Я воплю и брыкаюсь, но Грет не обращает внимания. Без единого слова она вновь бросается на улицу. Как бы я ни дергала узел, он не развязывается, и я тогда принимаюсь тащить стол к двери, дюйм за дюймом. Он слишком большой, не пролезет. Угол цепляется за косяк. Еще одна вспышка. И еще. Наконец раздается жуткий треск, и небеса разверзаются. Дождь льет как из ведра. Я заползаю под стол, и Грет тоже приходится – она пыхтит и отдувается, толкая корзину с бельем перед собой.
Закончив сушить волосы и орать на меня, Грет наливает мне молока, пирога не дает и принимается за глажку. Обычно тут бывает и сказка. Я вижу по ее лицу, что сказка будет не из лучших.
– Давным-давно, – говорит она, плюя на утюг; тот шипит, – жил да был упрямый ребенок, который никогда не делал, что ему велят те, кто постарше да поумнее. Само собой, Боженька этой маленькой грешницей сделался недоволен, и в один прекрасный день она так разболелась, что никакой врач не мог ее спасти. Могильщик выкопал ей могилку, и упрямое дитя отнесли к церкви. Вот опустили ее в могилку, землей засыпали, но тут она ручку-то и высунула. А они…
– Почему они ее в ящик не положили? Маму унесли в ящике с медными ручками, а сверху цветы.
– Ну вот не положили.
– Почему?
– Кто знает? Может, были очень бедные. Может, она была ужас какая мерзкая. Не знаю. Не положили, и все тут. – Грет плюхает утюг, и по кухне разносится запах паленого. – В общем, засунули они ей ручку обратно в землю и сверху еще холмик насыпали из свежей земли, но та опять высовывается.
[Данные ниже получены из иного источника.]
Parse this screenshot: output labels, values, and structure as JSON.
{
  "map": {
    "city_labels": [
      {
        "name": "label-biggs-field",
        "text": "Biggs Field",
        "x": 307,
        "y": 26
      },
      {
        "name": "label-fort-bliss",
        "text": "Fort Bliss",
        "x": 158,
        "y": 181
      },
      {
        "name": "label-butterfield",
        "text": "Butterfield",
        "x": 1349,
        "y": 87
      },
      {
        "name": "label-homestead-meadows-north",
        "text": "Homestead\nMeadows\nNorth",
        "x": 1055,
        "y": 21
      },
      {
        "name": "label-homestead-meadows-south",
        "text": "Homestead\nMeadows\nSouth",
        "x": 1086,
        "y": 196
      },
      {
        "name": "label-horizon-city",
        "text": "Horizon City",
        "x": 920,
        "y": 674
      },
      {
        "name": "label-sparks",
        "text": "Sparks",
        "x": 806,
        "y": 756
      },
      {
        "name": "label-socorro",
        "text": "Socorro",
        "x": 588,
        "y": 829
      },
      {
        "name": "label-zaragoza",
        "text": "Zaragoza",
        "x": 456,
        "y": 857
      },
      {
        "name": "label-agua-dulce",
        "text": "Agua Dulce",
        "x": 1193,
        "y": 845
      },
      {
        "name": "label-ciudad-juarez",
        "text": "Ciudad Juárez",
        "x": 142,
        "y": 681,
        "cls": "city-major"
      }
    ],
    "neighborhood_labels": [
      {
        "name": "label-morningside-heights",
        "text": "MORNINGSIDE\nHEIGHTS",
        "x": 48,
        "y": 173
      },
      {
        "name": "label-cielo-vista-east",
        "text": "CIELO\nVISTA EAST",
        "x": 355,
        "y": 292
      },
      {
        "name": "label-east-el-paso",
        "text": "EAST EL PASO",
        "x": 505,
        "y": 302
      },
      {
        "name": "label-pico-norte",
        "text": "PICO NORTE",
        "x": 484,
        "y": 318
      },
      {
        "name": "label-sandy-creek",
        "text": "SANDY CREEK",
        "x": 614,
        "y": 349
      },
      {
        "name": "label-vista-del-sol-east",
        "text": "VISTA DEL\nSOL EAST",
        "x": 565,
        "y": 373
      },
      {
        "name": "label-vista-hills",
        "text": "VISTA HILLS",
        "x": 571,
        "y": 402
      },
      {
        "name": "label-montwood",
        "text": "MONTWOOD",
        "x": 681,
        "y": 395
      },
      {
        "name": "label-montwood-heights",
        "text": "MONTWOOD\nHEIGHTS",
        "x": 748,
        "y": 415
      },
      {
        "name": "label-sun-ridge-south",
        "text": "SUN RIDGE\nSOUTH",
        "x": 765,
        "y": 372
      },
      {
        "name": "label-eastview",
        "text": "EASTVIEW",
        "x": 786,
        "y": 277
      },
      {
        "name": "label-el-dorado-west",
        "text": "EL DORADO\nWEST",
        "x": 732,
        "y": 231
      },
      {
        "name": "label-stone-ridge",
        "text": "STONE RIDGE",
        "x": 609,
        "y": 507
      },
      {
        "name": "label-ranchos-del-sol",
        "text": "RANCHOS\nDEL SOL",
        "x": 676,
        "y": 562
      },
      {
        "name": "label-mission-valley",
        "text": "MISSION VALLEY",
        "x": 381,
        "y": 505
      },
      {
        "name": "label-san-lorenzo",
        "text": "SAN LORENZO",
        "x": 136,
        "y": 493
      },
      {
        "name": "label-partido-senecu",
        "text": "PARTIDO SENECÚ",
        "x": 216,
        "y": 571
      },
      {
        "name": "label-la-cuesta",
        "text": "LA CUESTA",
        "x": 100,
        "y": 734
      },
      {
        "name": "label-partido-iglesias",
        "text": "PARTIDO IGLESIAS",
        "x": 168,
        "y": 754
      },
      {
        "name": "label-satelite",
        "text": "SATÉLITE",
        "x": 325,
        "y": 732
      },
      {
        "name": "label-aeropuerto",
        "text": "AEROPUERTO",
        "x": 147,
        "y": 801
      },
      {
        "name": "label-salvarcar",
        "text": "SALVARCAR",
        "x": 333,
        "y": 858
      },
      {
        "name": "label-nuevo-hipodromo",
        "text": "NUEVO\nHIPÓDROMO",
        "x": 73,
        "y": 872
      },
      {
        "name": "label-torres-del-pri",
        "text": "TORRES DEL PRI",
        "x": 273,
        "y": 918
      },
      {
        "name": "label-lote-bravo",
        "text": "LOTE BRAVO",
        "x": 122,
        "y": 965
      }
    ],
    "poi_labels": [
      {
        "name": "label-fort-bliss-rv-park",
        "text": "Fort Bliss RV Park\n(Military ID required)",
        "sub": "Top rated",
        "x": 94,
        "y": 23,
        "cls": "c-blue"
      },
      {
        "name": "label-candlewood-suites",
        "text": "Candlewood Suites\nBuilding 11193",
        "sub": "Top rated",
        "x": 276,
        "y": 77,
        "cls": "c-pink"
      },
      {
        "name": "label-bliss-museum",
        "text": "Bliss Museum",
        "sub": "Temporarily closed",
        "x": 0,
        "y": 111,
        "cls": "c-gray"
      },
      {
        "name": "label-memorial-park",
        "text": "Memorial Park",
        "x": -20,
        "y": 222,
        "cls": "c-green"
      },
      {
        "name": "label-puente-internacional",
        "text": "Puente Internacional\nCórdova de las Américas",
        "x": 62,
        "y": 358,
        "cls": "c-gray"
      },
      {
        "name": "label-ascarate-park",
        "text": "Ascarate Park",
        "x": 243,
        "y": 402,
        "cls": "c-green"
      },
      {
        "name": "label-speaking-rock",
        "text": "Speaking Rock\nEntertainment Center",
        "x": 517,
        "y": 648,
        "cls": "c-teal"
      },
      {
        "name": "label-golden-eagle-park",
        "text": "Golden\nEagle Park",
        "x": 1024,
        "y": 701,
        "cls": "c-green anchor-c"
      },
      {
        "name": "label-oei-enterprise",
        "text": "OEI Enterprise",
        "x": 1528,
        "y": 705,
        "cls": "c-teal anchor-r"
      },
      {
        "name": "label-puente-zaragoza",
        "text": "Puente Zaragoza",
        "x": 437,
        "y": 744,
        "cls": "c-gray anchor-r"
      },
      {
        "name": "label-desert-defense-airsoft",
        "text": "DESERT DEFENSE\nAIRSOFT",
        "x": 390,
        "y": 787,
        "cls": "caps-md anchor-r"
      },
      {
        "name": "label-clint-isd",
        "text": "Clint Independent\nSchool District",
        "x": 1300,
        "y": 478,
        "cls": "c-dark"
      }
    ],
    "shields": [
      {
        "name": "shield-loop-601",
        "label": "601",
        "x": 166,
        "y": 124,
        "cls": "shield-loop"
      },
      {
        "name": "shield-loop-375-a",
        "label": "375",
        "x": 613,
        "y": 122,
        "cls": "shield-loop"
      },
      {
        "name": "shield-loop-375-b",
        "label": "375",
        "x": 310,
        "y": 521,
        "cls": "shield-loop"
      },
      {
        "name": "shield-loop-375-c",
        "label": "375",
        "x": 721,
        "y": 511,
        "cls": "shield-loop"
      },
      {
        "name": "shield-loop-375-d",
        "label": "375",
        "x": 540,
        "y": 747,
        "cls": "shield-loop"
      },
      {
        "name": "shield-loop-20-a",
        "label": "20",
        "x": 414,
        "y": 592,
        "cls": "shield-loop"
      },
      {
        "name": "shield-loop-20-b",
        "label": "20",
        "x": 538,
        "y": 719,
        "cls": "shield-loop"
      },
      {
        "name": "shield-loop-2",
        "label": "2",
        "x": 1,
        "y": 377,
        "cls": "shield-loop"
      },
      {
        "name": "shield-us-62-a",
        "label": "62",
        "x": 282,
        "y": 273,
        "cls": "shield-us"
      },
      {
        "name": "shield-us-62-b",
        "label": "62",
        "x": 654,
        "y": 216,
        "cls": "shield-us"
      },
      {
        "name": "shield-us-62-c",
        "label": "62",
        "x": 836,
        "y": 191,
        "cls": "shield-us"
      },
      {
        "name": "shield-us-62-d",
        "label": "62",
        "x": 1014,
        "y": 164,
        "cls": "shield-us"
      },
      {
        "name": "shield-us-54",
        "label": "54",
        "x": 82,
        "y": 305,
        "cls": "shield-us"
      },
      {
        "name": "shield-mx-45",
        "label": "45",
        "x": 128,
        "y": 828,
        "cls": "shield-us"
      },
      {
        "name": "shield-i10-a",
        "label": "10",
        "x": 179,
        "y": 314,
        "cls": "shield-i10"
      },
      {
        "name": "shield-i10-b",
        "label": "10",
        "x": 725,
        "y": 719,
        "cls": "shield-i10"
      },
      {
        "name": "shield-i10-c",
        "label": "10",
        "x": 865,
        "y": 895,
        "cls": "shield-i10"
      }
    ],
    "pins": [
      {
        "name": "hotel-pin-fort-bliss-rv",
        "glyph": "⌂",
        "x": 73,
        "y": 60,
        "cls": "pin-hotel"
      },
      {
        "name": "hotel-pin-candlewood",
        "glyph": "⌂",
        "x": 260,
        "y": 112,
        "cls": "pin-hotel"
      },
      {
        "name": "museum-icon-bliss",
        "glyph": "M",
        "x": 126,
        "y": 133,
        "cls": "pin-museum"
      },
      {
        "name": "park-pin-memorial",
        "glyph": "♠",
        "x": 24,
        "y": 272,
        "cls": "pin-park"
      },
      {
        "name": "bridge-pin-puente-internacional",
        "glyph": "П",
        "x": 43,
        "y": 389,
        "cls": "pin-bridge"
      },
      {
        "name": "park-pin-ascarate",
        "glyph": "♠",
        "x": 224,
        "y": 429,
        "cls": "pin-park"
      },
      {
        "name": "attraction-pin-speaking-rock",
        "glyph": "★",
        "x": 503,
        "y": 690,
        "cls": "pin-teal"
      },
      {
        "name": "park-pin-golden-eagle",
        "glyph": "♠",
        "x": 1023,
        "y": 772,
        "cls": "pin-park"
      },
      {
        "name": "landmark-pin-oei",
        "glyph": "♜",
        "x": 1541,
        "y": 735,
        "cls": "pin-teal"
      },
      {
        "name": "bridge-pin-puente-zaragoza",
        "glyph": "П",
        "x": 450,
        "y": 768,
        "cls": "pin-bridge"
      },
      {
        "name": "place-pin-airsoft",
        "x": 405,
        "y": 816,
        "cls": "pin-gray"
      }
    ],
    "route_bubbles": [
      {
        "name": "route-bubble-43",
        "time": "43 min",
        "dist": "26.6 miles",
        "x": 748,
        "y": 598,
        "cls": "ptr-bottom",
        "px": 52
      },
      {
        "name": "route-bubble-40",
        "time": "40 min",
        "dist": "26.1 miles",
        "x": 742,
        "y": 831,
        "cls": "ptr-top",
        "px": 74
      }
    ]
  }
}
И деткиной м… и кому-то пришлось пойти к могиле и хлестать прутом по непослушной ручке, день и ночь. И только после этого убралась ручка и спряталась под землю, как ей и полагается.
Я отпихиваю пустую чашку.
– Глупо. Мертвые люди руки не высовывают.
– Ой ли? Не хочешь сама проверять – давай-ка уже делай, что велят. И на будущее: когда я тебе говорю «не ходи за мной» – сиди где сидишь.
Люди все исчезают и исчезают. В основном очень старые дамы и больные, которых забрали в больницу, чтоб им стало получше. И некоторые дети. Лена трет щеки, чтобы появился какой-то цвет. Прошлой ночью мы слышали большой шум. А наутро в птичнике появилось много воронов, все трудятся. Я стараюсь не смотреть.